San Francisco Golden Gate Bridge (End: July 27th)

> 10000 km (~ 6200 Miles)

84 Days

13 States

8 National Parks

31.7. San Francisco International. LH 459. AUS.

24
Jul
2012

Highway 1

Ultrakurzversion der letzten Tage: Vormittags radeln, nachmittags Strand. Delfine in Refugio. Seeelefanten in San Simeon. Diverse Umtruenke (Plural?) am Hike & Bike - Camping. Grandiose Kuestenabschnitte. Skurriler Campingplatz in Pismo Beach. Morgennebel. Es sind die einfachsten Abschnitte der ganzen Tour.

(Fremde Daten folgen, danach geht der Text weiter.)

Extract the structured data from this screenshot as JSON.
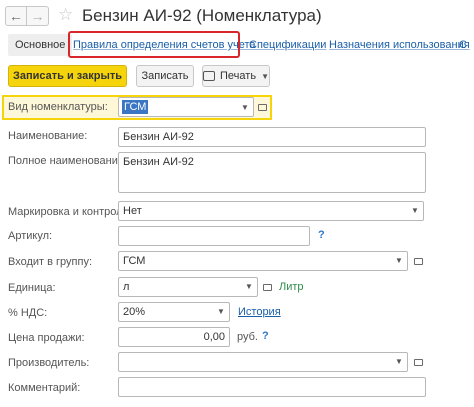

Kilometer: 9700

23.7.
San Simeon - Big Sur Pfeiffer State Park
115 km

22.7.
Pismo Beach - San Simeon
105 km

21.7.
Refugio State Beach - Pismo Beach
128 km

20.7.
Carpinteria - Refugio
76 km

19.7.
Leo Carillo State Park - Carpinteria
92 km

18.7.
Los Angeles - Leo Carillo State Park
71 km

17.7.
Palmdale - Los Angeles
143 km

Wie man trotz Hollywood japanisch nicht "mal schnell" durch L.A. radelt, Tagesziel war eigentlich Malibu. Am Walk of Fame ordentlichen Reifenabdruck hinterlassen. Highlight war die Fahrt ueber den Mulholland Drive, wobei sich mir da aus Angst um die Speichen zeitweise echt der Magen umdrehte. Gleiches, bei dem was hier auf den Strassen liegt. Ausweichen ist da bei mehrspurigem Dauerverkehr nicht immer drin. Fahren muss man hier sowieso wie ein Verrueckter. Aber das ist wieder eine andere Story.

17
Jul
2012

Los Angeles

Bin kurz vor Los Angeles. Bin ja nicht so der Cineast, aber wenns schon auf dem Weg liegt. Finale Grande oder so: Nach einer langen Reise wird es langsam Zeit fuer den Highway Nr. 1. Km: 8964 Geplante Ankunft Golden Gate Bridge: 28.7.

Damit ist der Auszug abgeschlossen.